Из вопросов-ответов были и совсем детские: почему менты ищут вора? – потому что не знают, где он; легавый, когда в тебя целится, закрывает один глаз, почему? – потому что, если закроет оба, никого не увидит; почему у лысых волосы не растут? – соскальзывают; почему головы орла на российском гербе (сохранился под потолком «хаты» еще с екатерининских времен постройки) смотрят в разные стороны? – ищут третьего!..
Наконец мулькагонов с красно-синими лобовыми украшениями строили в проходе спинами к шурше, на верху которой сидели с подготовленным инвентарем волокущие в этом деле подручные. Заводила выдавал вводную:
– Так, все призваны в армию. Обмундирование дали, сапоги дали, шинели одели. Что еще надо надеть?
– Шапки! – догадывались новобранцы.
– Слушай мою команду. Шапки на солдат… надеть! – и на их головы опрокидывались, надевались ведра с водой.
К слову, лужа воды вытиралась так. Усаживали перед нею лажанутого с расставленными ногами, давали ему в обе руки по заточке, мол, бей ими по воде, а мы сумеем все вытереть. Лох бил, старался, а его брали за ноги и провозили задом по луже, вот – вытерли!
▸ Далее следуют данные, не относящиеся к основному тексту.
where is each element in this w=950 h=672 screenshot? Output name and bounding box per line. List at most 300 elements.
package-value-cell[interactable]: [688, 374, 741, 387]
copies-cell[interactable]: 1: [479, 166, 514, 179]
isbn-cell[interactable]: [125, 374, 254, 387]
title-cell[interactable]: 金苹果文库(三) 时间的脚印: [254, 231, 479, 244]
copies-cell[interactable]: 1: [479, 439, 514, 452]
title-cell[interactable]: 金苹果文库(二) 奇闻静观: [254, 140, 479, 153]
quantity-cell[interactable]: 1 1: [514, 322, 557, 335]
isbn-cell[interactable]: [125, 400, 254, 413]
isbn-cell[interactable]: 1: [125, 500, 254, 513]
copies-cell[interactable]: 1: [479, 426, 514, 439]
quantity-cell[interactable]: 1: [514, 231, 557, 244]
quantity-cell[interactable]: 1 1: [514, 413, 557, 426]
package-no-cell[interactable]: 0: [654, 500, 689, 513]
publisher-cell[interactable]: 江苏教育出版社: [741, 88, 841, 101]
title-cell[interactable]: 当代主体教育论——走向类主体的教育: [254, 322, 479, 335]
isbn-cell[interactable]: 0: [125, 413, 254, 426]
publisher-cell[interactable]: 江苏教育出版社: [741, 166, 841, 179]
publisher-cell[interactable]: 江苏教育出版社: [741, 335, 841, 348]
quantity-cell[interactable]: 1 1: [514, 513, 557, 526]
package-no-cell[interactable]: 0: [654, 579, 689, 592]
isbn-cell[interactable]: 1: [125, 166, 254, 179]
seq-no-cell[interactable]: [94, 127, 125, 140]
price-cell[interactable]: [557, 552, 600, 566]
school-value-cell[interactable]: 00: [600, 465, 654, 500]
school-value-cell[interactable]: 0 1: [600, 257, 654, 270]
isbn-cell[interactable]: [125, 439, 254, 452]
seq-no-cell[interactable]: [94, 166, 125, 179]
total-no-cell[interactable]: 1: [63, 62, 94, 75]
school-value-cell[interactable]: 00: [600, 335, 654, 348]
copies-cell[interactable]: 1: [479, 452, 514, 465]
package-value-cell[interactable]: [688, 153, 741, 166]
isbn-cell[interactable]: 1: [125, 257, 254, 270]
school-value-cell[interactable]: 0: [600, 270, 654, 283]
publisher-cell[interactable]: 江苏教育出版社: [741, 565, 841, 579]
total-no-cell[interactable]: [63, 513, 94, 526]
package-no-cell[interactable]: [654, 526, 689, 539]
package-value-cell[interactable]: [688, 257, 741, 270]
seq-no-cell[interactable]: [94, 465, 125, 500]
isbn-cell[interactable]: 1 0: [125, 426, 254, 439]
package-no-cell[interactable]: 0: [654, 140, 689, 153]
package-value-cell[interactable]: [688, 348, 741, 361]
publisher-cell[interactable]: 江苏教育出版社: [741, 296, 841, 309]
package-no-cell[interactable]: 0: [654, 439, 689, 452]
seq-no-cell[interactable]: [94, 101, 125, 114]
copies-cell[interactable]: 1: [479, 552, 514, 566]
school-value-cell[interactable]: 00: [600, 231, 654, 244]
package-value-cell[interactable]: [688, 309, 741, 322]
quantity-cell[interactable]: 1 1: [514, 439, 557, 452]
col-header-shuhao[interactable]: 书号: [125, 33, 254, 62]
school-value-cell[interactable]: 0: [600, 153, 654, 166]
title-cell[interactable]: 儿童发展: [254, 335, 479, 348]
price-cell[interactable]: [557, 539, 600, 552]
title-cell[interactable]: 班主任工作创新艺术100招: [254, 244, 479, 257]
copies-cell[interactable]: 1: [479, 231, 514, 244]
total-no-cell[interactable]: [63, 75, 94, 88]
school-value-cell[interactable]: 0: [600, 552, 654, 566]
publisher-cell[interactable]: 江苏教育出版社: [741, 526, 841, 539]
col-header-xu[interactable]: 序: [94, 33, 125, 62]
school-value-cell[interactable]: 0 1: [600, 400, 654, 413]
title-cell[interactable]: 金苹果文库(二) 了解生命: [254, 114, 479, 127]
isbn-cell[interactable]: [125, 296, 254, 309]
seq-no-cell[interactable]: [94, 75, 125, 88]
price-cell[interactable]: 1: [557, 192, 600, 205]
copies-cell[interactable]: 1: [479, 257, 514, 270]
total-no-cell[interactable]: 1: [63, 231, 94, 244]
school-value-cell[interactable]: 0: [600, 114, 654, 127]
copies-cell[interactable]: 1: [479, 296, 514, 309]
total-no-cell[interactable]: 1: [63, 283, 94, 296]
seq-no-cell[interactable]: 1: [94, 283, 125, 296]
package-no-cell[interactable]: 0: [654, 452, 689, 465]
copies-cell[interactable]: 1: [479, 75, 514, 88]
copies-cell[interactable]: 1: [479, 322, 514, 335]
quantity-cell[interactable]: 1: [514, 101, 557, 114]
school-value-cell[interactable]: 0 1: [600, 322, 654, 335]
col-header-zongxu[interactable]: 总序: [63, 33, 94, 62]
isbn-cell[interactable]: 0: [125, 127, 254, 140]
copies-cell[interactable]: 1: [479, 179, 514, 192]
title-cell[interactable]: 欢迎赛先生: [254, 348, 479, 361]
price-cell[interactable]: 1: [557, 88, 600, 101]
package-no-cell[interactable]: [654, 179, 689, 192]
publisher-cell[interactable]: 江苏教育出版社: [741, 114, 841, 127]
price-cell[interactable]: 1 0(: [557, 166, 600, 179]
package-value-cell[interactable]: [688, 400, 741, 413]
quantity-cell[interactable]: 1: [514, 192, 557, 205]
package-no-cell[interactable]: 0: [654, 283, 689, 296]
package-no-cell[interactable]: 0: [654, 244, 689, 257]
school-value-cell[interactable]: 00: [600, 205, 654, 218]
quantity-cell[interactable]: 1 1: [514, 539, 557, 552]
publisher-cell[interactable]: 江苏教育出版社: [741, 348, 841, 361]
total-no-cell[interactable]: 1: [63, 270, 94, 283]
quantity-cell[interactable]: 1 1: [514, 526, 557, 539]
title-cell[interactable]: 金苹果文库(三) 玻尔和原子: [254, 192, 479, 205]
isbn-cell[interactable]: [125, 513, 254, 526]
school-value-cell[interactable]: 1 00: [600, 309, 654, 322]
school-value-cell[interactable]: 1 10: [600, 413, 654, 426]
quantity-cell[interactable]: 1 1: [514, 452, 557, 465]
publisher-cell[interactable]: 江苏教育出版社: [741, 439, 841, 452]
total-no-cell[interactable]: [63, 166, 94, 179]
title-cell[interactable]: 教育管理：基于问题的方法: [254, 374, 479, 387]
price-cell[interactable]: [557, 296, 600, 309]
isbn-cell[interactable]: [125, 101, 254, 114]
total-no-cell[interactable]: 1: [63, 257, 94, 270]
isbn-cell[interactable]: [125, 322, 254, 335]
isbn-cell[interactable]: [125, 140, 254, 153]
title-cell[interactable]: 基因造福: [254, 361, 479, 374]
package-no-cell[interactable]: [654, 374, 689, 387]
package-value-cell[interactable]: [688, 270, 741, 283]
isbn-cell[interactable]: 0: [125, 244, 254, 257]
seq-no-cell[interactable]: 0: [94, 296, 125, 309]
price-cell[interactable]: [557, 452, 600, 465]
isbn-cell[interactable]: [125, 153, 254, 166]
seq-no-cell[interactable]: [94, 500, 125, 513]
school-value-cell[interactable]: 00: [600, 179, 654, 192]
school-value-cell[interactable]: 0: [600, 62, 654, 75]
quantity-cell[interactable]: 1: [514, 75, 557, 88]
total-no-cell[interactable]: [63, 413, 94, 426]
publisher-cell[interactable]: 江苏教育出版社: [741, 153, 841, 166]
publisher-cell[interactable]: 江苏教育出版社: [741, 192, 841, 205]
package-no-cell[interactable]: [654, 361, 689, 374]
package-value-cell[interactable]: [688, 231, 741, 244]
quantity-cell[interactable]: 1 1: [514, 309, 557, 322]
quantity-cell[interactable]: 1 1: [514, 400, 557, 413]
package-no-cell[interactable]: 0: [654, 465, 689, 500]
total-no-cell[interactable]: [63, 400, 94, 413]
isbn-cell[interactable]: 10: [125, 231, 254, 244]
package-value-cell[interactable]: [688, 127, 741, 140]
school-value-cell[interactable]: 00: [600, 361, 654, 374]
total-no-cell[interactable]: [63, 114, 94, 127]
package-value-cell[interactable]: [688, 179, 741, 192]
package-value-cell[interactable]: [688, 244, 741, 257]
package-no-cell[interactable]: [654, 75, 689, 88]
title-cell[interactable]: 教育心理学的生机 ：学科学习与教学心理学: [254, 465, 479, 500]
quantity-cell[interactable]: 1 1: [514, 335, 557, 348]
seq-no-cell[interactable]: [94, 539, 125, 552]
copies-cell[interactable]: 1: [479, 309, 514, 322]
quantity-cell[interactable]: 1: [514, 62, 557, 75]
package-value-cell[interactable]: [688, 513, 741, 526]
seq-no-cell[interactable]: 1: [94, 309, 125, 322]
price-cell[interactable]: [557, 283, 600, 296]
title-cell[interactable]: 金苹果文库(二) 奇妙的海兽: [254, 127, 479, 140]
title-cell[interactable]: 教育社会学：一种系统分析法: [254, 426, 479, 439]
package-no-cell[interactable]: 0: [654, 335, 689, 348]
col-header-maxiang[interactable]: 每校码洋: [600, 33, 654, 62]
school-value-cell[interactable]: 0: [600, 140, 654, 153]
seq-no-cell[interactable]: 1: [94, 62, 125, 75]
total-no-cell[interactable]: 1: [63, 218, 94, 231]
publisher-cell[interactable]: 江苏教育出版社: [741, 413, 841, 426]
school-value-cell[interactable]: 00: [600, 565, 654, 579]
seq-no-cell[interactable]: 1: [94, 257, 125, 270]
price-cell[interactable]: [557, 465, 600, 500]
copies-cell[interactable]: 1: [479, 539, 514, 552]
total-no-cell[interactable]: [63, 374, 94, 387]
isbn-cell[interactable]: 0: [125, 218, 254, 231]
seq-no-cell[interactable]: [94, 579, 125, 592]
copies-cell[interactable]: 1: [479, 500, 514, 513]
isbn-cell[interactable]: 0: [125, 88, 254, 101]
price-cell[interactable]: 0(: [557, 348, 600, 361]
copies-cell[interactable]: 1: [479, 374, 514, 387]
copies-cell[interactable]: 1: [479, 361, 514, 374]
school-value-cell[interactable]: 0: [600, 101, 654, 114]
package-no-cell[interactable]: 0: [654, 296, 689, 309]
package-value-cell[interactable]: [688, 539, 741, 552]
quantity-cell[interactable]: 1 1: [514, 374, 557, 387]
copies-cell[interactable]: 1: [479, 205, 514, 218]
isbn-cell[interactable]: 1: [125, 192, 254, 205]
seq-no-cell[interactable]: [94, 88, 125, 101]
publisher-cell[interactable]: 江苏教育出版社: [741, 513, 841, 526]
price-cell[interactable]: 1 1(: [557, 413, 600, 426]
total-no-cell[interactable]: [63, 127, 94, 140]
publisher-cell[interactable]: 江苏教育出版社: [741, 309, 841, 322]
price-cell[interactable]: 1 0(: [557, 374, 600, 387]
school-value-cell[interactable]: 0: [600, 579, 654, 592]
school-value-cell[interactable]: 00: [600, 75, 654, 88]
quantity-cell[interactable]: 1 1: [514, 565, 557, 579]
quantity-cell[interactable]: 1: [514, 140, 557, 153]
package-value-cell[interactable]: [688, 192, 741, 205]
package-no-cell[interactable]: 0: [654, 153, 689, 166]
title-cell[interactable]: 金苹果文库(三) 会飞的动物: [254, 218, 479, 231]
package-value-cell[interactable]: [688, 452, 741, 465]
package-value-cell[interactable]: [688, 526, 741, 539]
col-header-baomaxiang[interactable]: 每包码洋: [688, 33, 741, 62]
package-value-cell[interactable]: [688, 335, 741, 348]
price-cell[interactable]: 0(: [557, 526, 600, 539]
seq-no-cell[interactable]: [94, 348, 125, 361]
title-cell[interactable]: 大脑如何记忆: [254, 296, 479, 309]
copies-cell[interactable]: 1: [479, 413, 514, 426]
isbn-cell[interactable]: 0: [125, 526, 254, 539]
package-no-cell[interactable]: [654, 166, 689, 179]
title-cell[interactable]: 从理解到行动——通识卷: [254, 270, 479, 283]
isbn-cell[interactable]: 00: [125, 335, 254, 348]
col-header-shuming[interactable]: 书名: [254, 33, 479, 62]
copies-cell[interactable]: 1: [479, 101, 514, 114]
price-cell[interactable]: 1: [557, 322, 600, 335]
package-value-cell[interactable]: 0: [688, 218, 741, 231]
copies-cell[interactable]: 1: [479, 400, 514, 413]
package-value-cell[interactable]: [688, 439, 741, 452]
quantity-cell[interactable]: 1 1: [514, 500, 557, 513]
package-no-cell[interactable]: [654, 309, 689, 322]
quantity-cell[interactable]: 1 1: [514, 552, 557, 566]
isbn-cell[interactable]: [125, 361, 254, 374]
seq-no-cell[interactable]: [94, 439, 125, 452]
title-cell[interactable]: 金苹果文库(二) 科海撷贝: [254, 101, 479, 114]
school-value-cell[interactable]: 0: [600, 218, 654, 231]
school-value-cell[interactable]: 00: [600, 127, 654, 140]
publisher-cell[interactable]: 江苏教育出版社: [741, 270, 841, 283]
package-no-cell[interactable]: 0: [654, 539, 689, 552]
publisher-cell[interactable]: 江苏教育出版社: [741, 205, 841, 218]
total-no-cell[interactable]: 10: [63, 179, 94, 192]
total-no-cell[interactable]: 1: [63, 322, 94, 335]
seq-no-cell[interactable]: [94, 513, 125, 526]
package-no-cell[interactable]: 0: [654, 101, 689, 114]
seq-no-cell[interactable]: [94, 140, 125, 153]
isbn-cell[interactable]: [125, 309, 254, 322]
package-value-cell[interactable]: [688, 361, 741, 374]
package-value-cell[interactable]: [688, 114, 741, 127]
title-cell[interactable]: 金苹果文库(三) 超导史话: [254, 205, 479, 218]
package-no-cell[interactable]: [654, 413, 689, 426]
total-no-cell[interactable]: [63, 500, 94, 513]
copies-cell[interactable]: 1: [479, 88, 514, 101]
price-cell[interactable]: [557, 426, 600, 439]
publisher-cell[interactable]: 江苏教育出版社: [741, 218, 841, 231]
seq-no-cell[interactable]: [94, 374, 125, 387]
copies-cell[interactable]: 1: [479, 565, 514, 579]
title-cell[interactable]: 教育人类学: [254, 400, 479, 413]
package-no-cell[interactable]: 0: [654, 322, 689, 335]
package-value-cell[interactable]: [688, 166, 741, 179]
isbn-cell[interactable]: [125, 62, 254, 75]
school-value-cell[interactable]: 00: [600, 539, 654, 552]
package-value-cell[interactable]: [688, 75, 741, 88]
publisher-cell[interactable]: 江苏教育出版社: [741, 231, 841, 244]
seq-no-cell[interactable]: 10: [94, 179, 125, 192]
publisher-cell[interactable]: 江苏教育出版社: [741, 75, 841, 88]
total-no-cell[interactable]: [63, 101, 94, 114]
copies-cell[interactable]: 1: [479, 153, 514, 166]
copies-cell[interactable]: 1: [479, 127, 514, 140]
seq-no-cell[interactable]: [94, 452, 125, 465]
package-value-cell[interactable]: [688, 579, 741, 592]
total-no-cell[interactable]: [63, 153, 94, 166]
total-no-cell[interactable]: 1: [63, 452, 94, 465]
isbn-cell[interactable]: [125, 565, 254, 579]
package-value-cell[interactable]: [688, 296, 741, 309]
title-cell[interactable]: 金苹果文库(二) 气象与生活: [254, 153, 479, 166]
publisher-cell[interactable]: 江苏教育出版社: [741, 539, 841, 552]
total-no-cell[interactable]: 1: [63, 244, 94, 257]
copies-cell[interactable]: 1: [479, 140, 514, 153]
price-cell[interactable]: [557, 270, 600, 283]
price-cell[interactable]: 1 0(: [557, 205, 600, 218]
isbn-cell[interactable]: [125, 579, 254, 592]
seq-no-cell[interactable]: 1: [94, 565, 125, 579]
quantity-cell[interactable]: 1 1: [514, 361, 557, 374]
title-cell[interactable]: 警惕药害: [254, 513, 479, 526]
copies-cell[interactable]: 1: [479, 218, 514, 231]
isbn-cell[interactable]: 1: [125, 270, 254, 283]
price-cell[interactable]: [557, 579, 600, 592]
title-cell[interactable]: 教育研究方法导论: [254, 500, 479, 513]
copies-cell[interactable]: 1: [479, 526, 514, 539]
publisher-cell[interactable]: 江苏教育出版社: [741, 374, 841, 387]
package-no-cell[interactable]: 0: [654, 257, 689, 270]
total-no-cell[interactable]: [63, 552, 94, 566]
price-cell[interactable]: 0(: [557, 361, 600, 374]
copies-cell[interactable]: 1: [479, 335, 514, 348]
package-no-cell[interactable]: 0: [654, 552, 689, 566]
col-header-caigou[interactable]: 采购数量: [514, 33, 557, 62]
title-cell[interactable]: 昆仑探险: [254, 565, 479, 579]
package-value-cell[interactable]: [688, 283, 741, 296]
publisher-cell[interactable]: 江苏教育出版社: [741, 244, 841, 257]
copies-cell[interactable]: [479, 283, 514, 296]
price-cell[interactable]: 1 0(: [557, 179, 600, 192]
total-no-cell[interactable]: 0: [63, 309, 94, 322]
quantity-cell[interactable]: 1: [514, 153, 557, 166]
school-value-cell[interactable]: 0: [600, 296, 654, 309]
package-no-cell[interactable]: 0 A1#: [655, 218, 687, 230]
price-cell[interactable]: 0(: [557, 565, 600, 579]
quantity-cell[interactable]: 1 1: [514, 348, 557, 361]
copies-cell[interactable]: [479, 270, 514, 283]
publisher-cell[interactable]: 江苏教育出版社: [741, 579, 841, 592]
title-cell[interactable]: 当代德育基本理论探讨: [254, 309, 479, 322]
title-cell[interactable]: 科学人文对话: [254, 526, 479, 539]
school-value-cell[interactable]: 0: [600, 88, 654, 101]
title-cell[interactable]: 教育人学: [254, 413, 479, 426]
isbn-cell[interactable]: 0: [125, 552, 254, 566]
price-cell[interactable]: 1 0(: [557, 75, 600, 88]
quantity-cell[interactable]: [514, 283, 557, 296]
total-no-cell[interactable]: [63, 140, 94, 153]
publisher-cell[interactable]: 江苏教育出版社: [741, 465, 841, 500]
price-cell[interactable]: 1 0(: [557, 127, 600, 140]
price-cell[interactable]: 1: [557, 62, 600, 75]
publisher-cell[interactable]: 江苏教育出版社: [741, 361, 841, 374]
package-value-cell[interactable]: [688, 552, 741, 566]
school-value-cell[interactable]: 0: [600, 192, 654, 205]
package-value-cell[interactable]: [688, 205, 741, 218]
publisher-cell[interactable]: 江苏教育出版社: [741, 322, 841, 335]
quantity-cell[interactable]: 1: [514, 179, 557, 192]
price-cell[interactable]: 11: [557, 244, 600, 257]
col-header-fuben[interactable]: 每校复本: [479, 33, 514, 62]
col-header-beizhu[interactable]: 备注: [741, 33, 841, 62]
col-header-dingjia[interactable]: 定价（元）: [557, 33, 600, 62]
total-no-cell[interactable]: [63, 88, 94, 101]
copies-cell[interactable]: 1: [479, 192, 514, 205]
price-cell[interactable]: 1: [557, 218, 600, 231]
Еще одна мулька. В алюминиевые кружки насыпáли обрывки бумаги. Показывали, как надо дуть внутрь, чтобы бумажки вылетели: мол, сколько внутри осталось, столько лет падлы позорные сроку припаяют. Так что дуть надо, как для «сэбэ»! Потом командовали закрыть глаза, в кружки добавляли зубной порошок, всовывали их в руки каждому. «Приготовиться! На счет «три» разом дунуть и открыть глаза. Раз, два, два с половиной, три!» Дули от души порошок себе в рот, в глаза, за шиворот.
Того, кто дунул аж со свистом, лупили, каждый по затрещине – закон хазы, не за падло насвистывать братве срокá: «Дни пересчитывать нечего, дверь на железном замке. Лампочка эта с утра и до вечера делает дырку в башке…»
Дальше, больше. Выясняли, кто умеет плавать, хорошо нырять. «Все? Проверим. Забирайтесь наверх, вот, сбрасывайте на пол матрасы, подушки, хорош. Та-ак, завяжем глаза. Нырять по команде, и будет все шангó. Приготовиться! Старт!» Кто не въехал, бросался нырком вниз, а большинство матрацев с пола уже убрали!
Еще долго гоняли их жиганы по светлице в подлоумной эстафете с передачей из губ в губы горящего «Мухомор-канала», прыгая на одной руке и одной ноге с разными верояциями. Заставляли для куража и метража мерить камеру спичками, передвигая их носом. Подстраивали еще не одну мульку с завязыванием глаз и битьем бошками в стену.
За любое не к месту сказанное слово (например, «очко») били по сусалам, кому не лень, да предупреждали, грозили, что если еще раз напросится, то могут запросто это «очко порвать»! Иногда битье заменяли фантом: сплясать, рассказать, спеть. Помнятся такие «перлы»:
Из тюремного окошка
Хрен повесил голову.
Принеси, задолба, дачку,
Помираю с голоду!
Очень трудно жить, ребята,
За решетками без мата
Вот и мы не обошлись –
В рот ментура задолбись!
Двое, позже обозванные Моча-на-повороте и Хулио Наглесиос, соло и дуэтом пели песни. Рефрен одного камерного произведения был: «Ах, как я бабам нравился, какие песни пел! Откинулся, отпарился, украл, напился, сел!»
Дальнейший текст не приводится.